I carry their stories with me every day. Their eyes, full of so much heartache, are forever a part of my memory.
For their safety, I cannot post photos of them to help you see the human beings behind these stories. I have to keep details vague. I can’t tell you their names or the countries they fled from or even why they fled, because I want to take very seriously the reality that I could put their lives in danger by sharing too much. But I have to tell their stories as best I can. Stories like:
The man who invited us into his room and picked up his Bible, kissed it, and said, “This is the love of my life.”
The three women–an older mother and her two middle-aged daughters–who were alone in this new country. I felt prompted by the Holy Spirit to tell them they are not forgotten, and that they are special and loved. One of them rose from her seat on the floor (as they had given me, my teammate and our translator their futon to sit on) grabbed my face and kissed my cheeks over and over.

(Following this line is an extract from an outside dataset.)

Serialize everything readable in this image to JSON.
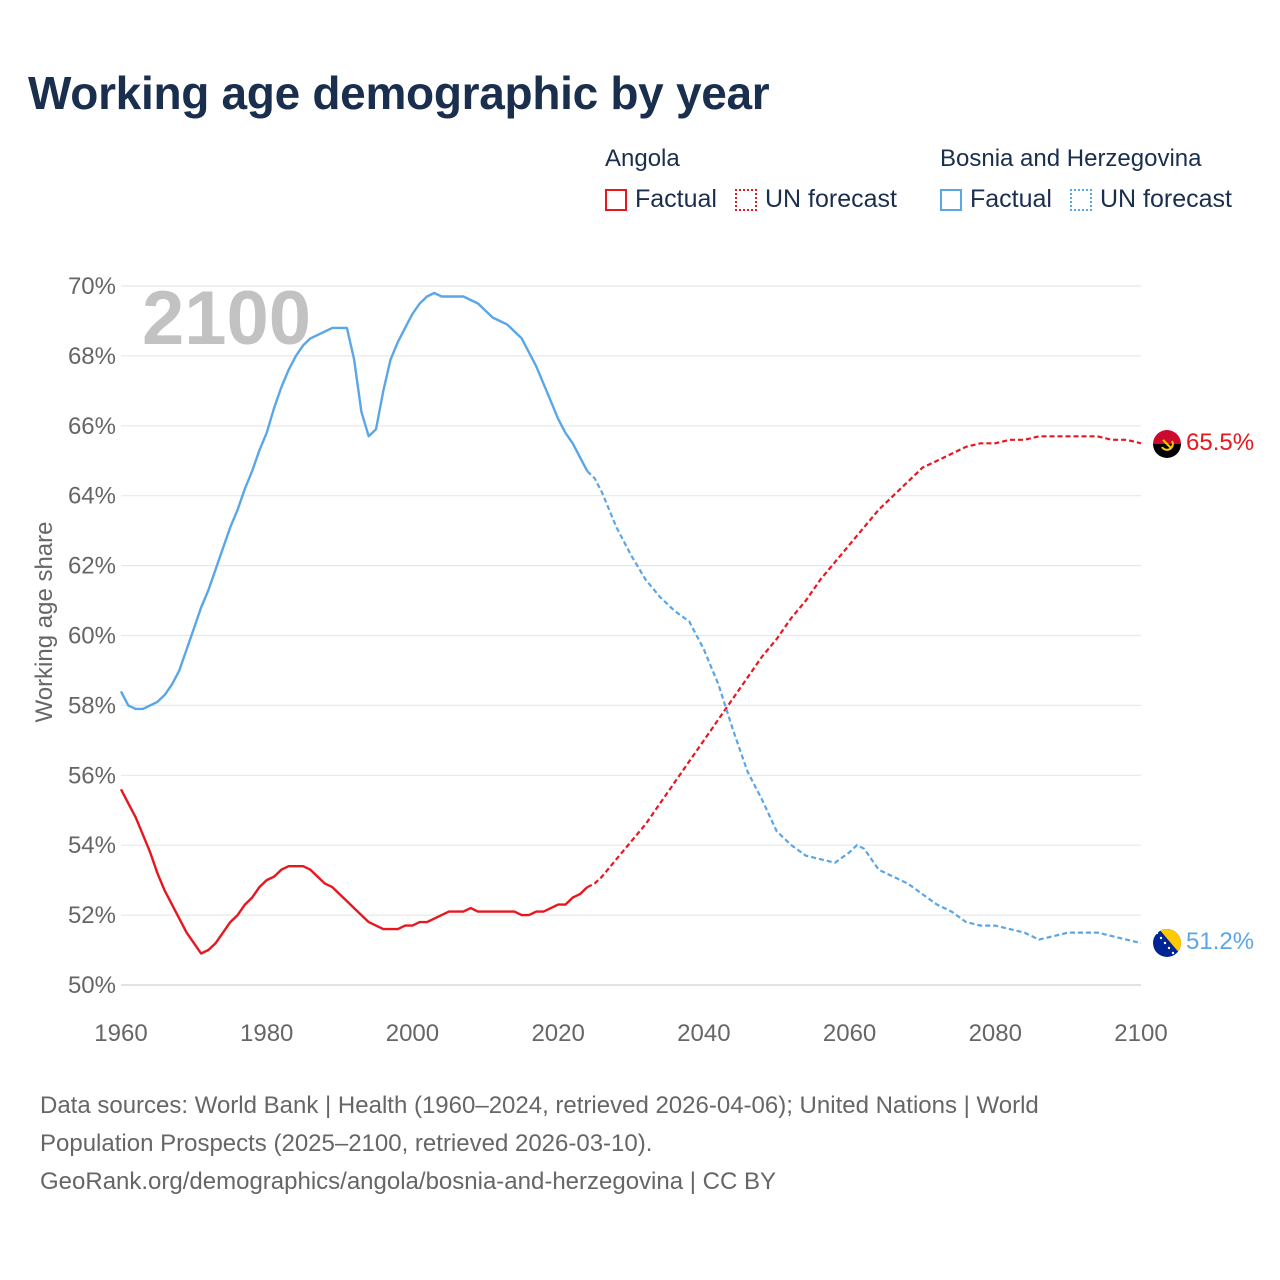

The man who first came up to me because he noticed me struggling to have a conversation with some women who didn’t speak English. After translating for awhile, he began to share his story with me, which led to me sharing mine and why I came on the trip: “To hear your stories so I can tell people back home, and to let you know that I love and care about you and so does Jesus.” He responded by asking, “Do you have a Bible in my language I can have?” The next day, I was able to give him one. Our conversation that day ended with “I’m going to read this whole Bible because I want to know who Jesus is.”
The man who had been repeatedly tortured before becoming a refugee, though you’d never know because he had one of the sweetest spirits I have ever seen. He doesn’t like to talk about the night terrors he suffers from regularly.
The family, ranging from children to a grandmother, who escaped by crawling under gunfire.
The man who admitted he knew Jesus was the answer to the emptiness in his life, yet struggled and asked for prayer because he knew his family would disown him if he chose to trust in Christ.
The young girls who had seen horrifying acts of violence, but yelled “CINDERELLA!” when they saw the Disney princesses blanket I brought to the park.
The man who cried as he shared his story, repeating over and over “My God now forgives” when he talked about how he turned from Islam and accepted Christ. The next day, he asked for permission to hug me after hugging my male teammate. It was one of the most genuine hugs I’ve ever experienced, followed by him saying something in his native tongue. I asked our translator what he said. “He says, ‘I love you, my sister.'”
These are just some of the people I was privileged to meet during my time in Germany. There are many more, and their stories inspire me every day to pray for them, to advocate for them, to love them the way Jesus loves them and other refugees.
These are the stories of real human beings, each one special and unique and in need of the hope only Jesus can give.